If you had the opportunity to sit in legislative hearings at the state Capitol or listen to broadcasts of debates on the congressional floors of the House and the Senate in Washington over the past 40 years, more often than not one would hear officials whine that they are short-staffed. They would say if they only had a little more money they could solve the problem, or this is an emerging issue that must be addressed with more resources — also known as more money. Each year administrators or program managers supplicate themselves before policymakers, both at the federal, state and county levels, to beg that their budgets be increased.
The problem has been that both elected officials and administrators have come to believe they must meet every request made of them by a growing vocal public. As a result, it becomes a knee-jerk reaction in the public sector rather than a carefully thought out strategy on how to address an issue without the necessity of establishing yet another new program or hiring more employees. But over the past 40-plus years, it has been just that, new issue or new complaint, let’s create a new office or program to address that issue and let’s ask for money to fund it.
Instead of establishing yet another program, policymakers should first ask, “Is this something the private sector could do better or more efficiently than government?” If it is something the private sector cannot undertake on its own, the question should be, “Is this something that the public sector can partner with the private sector that could effectively address this issue or need?” It is so easy to say government will do it since this generation of taxpayers has been ingrained with the idea that government can do it all and that they pay taxes anyway, so government should be the entity addressing these issues.

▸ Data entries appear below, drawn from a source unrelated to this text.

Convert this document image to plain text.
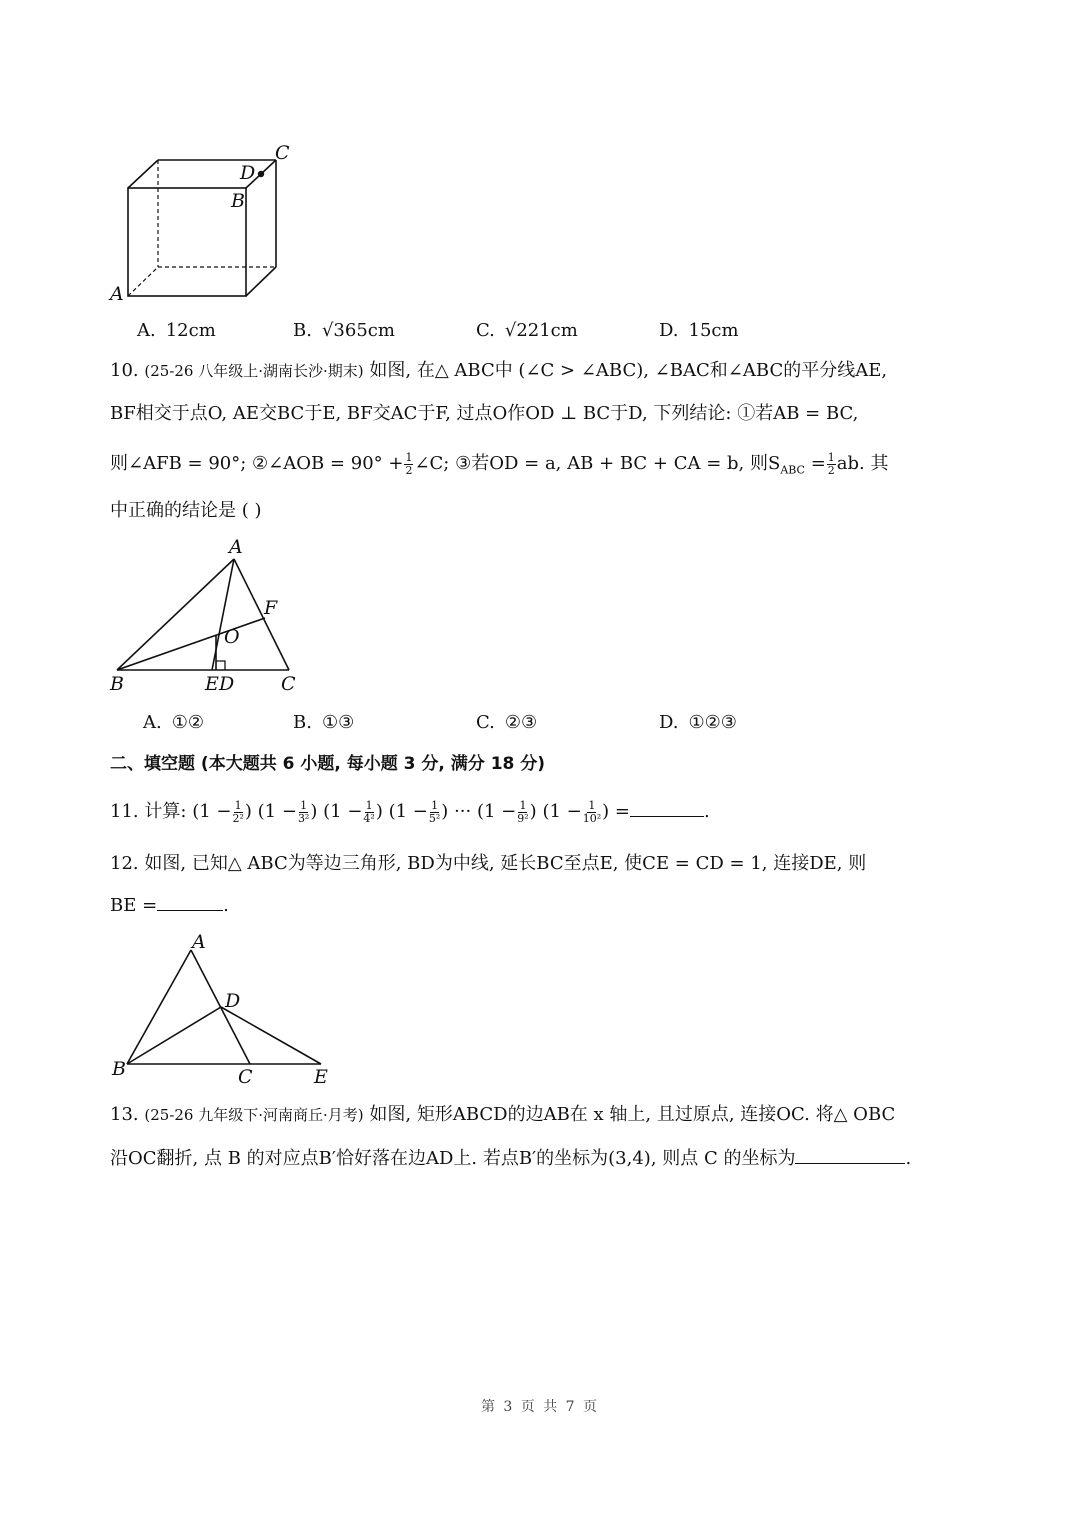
C
D
B
A
A. 12cm	B. √365cm	C. √221cm	D. 15cm
10. (25-26 八年级上·湖南长沙·期末) 如图, 在△ ABC中 (∠C > ∠ABC), ∠BAC和∠ABC的平分线AE,
BF相交于点O, AE交BC于E, BF交AC于F, 过点O作OD ⊥ BC于D, 下列结论: ①若AB = BC,
则∠AFB = 90°; ②∠AOB = $90^\circ + \frac{1}{2}$ ∠C; ③若OD = a, AB + BC + CA = b, 则$S_{ABC} = \frac{1}{2}$ ab. 其
中正确的结论是 ( )
A
F
O
B	E D C
A. ①②	B. ①③	C. ②③	D. ①②③
二、填空题 (本大题共 6 小题, 每小题 3 分, 满分 18 分)
11. 计算: ($1 - \frac{1}{\text{2²}}$ ) ($1 - \frac{1}{\text{3²}}$ ) ($1 - \frac{1}{\text{4²}}$ ) ($1 - \frac{1}{\text{5²}}$ ) ··· ($1 - \frac{1}{\text{9²}}$ ) ($1 - \frac{1}{\text{10²}}$ ) =	.
12. 如图, 已知△ ABC为等边三角形, BD为中线, 延长BC至点E, 使CE = CD = 1, 连接DE, 则
BE =	.
A
D
B	C	E
13. (25-26 九年级下·河南商丘·月考) 如图, 矩形ABCD的边AB在 x 轴上, 且过原点, 连接OC. 将△ OBC
沿OC翻折, 点 B 的对应点B′恰好落在边AD上. 若点B′的坐标为(3,4), 则点 C 的坐标为	.
第 3 页 共 7 页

However, when it comes to the issue of raising taxes or adding new fees and user charges, these very taxpayers cannot put two and two together and realize they are the cause of the problem since the demands they make of their elected officials and government administrators result in a call for more funding. Whether or not more funding is needed, officials cite public demand as reason enough to ask for more or higher appropriations. Like the cartoon character “Pogo” observed: “We have met the enemy and the enemy is us.”
People are not willing to pay more or higher taxes. At the least the vast majority would like to believe they are already overburdened and somebody else should pay for these services, but certainly not the great middle class nor can the poor be asked to pay. So, naturally, taxpayers and elected officials turn their sights to the rich who surely have the means to pay more taxes.
It is not so much that the rich need defending since they already pay the lion’s share of federal and state income taxes. The real problem is that when one is absolved of paying for anything, one naturally wants more from wherever that came from.
As the old saying goes, “There is no such thing as a free lunch,” eventually someone has to pay. At the federal level, the price of that free lunch has been to “kick the can down the road” by running up a national debt of nearly $17 trillion — most of which is held by foreign countries. In Hawaii, state policymakers can’t borrow the money to pay for operating costs nor, like the federal government, do they have the ability to just print more money. Thus, in the last few years lawmakers have turned up the heat on the tax and fee burner although they have tried to mask major increases in the two most obvious tax sources — the personal income and general excise taxes.
It is well past time local lawmakers control that knee-jerk reaction to just raise more money to address issues and problems that could be better addressed in ways that don’t require more and new taxes.
Lowell Kalapa is president of the Tax Foundation of Hawaii.